■DISK

作・演出:船岩裕太、出演:演劇集団砂地
シアタートラム、2013.1.24-27
兄と妹はこの世にいない父や母そして祖父の亡霊から逃れられない。 「母に似てきた」「父に似てきた」「祖父はこう言った」「子は鎹」・・。 これは家族探しである。 「だって家族だもの」「子が死んだ時完成する」「兄でしょ」「クローンは」「妹だから」・・。
表面は現在だが、明治大正の小説を読んでいる気分である。 真面目な芝居である。 作者は女性に恨みでもあるのか? 登場する女性たちは<意味の病>に罹っている。 逆に兄はこの病から解放されているようだ。

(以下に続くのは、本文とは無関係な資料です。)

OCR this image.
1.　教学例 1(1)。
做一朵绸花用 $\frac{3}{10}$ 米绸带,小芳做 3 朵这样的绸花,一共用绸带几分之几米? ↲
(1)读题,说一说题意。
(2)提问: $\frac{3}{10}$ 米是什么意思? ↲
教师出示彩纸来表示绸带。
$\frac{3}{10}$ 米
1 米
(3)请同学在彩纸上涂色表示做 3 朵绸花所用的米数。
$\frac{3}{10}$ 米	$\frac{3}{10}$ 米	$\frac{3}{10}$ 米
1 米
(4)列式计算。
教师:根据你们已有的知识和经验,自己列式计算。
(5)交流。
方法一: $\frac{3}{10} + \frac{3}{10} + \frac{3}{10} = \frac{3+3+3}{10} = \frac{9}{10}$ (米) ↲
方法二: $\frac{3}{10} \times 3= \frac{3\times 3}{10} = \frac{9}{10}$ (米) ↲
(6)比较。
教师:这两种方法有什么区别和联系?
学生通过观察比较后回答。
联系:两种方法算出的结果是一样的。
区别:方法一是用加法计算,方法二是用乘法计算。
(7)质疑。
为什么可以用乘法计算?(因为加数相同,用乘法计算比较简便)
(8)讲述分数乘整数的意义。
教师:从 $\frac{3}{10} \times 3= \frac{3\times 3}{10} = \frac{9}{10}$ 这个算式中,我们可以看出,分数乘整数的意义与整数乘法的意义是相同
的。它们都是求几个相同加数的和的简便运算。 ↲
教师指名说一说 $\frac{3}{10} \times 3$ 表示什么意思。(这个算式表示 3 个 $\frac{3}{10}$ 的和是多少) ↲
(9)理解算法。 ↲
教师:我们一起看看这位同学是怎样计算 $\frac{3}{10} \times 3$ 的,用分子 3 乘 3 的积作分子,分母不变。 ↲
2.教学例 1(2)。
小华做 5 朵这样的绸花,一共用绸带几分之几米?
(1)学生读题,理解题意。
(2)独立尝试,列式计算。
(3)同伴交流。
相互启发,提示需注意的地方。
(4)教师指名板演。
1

兄は自殺を試みる。 しかし理由がよくわからない。 薬を服用していることで観客は迷ってしまうからだ。 主人公が薬を飲むと芝居は成立しない。 そして妹は留学したことで先の病から回復したようにみえる。 よくあることだがこれでは平凡すぎる。
終幕、この二点が核心的問題を遠ざけてしまった。 ところで舞台は家具だけの部屋の中である。 観客と垂直に役者が位置して対話をする場面が多い。 このため一人は背しかみえない。 観客は一人と正面に向かい合うことである種の緊張感がでていた。